La conclusione, molto semplice, è che a fronte di opzioni meglio strutturate di Preparazione per il Riutilizzo i Centri di Riuso così come oggi sono concepiti smettono di avere senso, dal punto di vista ambientale, sociale e della creazione di posti di lavoro. Il nostro suggerimento agli attuali gestori dei Centri di Riuso è sempre stato lo stesso: adattatevi al nuovo sistema, che è meglio strutturato e organizzato, e sfruttate le vostre competenze per offrire proposte valide e posizionarvi bene nel nuovo scenario. Alcuni dei gestori stanno esattamente su questa linea, e ci stavano anche prima che glielo proponessimo. Ma purtroppo, in altri casi, assistiamo a una cieca difesa del vecchio schema; una difesa che si gioca tutta quanta sul piano della politica e degli slogan e per nulla sul piano dell’argomentazione tecnica”.

“Nel decreto entrato in vigore questo settembre” conclude Luppi “riparazione, smontaggio e ricondizionamento non sono operazioni obbligatorie; se un bene è già in buono stato è sufficiente controllarlo e, in alcuni casi, igienizzarlo. Questo dà agli impianti la possibilità tecnico-normativa di gestire tutte le qualità e non solo quelle in cattivo stato.
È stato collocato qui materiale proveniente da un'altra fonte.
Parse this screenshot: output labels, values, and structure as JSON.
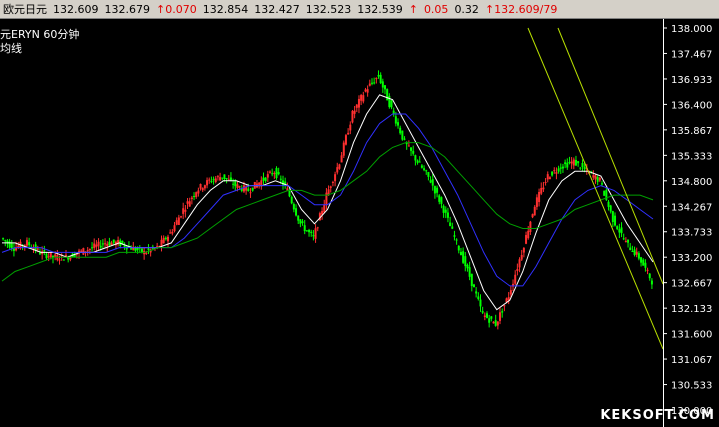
{
  "toolbar": {
    "symbol": "欧元日元",
    "open": "132.609",
    "high_price": "132.679",
    "change": "↑0.070",
    "p1": "132.854",
    "p2": "132.427",
    "p3": "132.523",
    "p4": "132.539",
    "change2": "↑",
    "v1": "0.05",
    "v2": "0.32",
    "change3": "↑132.609/79"
  },
  "overlay": {
    "line1": "元ERYN   60分钟",
    "line2": "均线"
  },
  "watermark": "KEKSOFT.COM",
  "colors": {
    "background": "#000000",
    "up_candle": "#ff3030",
    "down_candle": "#00ff00",
    "ma_white": "#ffffff",
    "ma_blue": "#3030ff",
    "ma_green": "#00a000",
    "channel": "#b8e000",
    "axis": "#ffffff"
  },
  "chart_data": {
    "type": "line",
    "price_axis_labels": [
      "138.000",
      "137.467",
      "136.933",
      "136.400",
      "135.867",
      "135.333",
      "134.800",
      "134.267",
      "133.733",
      "133.200",
      "132.667",
      "132.133",
      "131.600",
      "131.067",
      "130.533",
      "130.000"
    ],
    "ylim": [
      130.0,
      138.0
    ],
    "series": [
      {
        "values": [
          133.6,
          133.4,
          133.5,
          133.3,
          133.2,
          133.2,
          133.3,
          133.4,
          133.5,
          133.5,
          133.4,
          133.3,
          133.4,
          133.7,
          134.2,
          134.6,
          134.8,
          134.9,
          134.7,
          134.6,
          134.8,
          135.0,
          134.6,
          133.9,
          133.6,
          134.5,
          135.2,
          136.2,
          136.7,
          137.0,
          136.3,
          135.6,
          135.2,
          134.8,
          134.2,
          133.5,
          132.8,
          132.0,
          131.8,
          132.4,
          133.3,
          134.3,
          134.9,
          135.1,
          135.2,
          135.0,
          134.8,
          134.0,
          133.5,
          133.2,
          132.7
        ]
      },
      {
        "name": "",
        "values": [
          133.5,
          133.5,
          133.4,
          133.3,
          133.3,
          133.2,
          133.3,
          133.3,
          133.4,
          133.5,
          133.4,
          133.4,
          133.4,
          133.5,
          133.9,
          134.3,
          134.6,
          134.8,
          134.8,
          134.7,
          134.7,
          134.8,
          134.7,
          134.2,
          133.9,
          134.2,
          134.8,
          135.6,
          136.2,
          136.6,
          136.5,
          136.0,
          135.5,
          135.0,
          134.5,
          133.9,
          133.2,
          132.5,
          132.1,
          132.3,
          132.9,
          133.7,
          134.4,
          134.8,
          135.0,
          135.0,
          134.9,
          134.4,
          133.9,
          133.5,
          133.1
        ]
      },
      {
        "name": "",
        "values": [
          133.3,
          133.4,
          133.4,
          133.4,
          133.3,
          133.3,
          133.3,
          133.3,
          133.3,
          133.4,
          133.4,
          133.4,
          133.4,
          133.4,
          133.6,
          133.9,
          134.2,
          134.5,
          134.6,
          134.7,
          134.7,
          134.7,
          134.7,
          134.5,
          134.3,
          134.3,
          134.5,
          135.0,
          135.6,
          136.0,
          136.2,
          136.2,
          135.9,
          135.5,
          135.0,
          134.5,
          133.9,
          133.3,
          132.8,
          132.6,
          132.6,
          133.0,
          133.5,
          134.0,
          134.4,
          134.6,
          134.7,
          134.6,
          134.4,
          134.2,
          134.0
        ]
      },
      {
        "name": "",
        "values": [
          132.7,
          132.9,
          133.0,
          133.1,
          133.2,
          133.2,
          133.2,
          133.2,
          133.2,
          133.3,
          133.3,
          133.3,
          133.4,
          133.4,
          133.5,
          133.6,
          133.8,
          134.0,
          134.2,
          134.3,
          134.4,
          134.5,
          134.6,
          134.6,
          134.5,
          134.5,
          134.6,
          134.8,
          135.0,
          135.3,
          135.5,
          135.6,
          135.6,
          135.5,
          135.3,
          135.0,
          134.7,
          134.4,
          134.1,
          133.9,
          133.8,
          133.8,
          133.9,
          134.0,
          134.2,
          134.3,
          134.4,
          134.5,
          134.5,
          134.5,
          134.4
        ]
      }
    ]
  }
}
Si tratta di un’ottima notizia.

 Ma se a prevalere è stato il buon senso lo capiremo solo al momento di leggere gli annunciati Decreti sul Riutilizzo. Esiste infatti il rischio che, nonostante il riutilizzo in Italia abbia 100.000 addetti, a essere promosso dalla politica ambientale siano solo iniziative comunali, come i Centri di Riuso o altro, che oltre a non poter offrire risultati rilevanti in campo ambientale, sociale ed occupazionale, potrebbero anche interferire con il buon funzionamento degli impianti di Preparazione per il Riutilizzo (i quali, per essere economicamente sostenibili, non possono subire scremature a monte delle migliori qualità)”.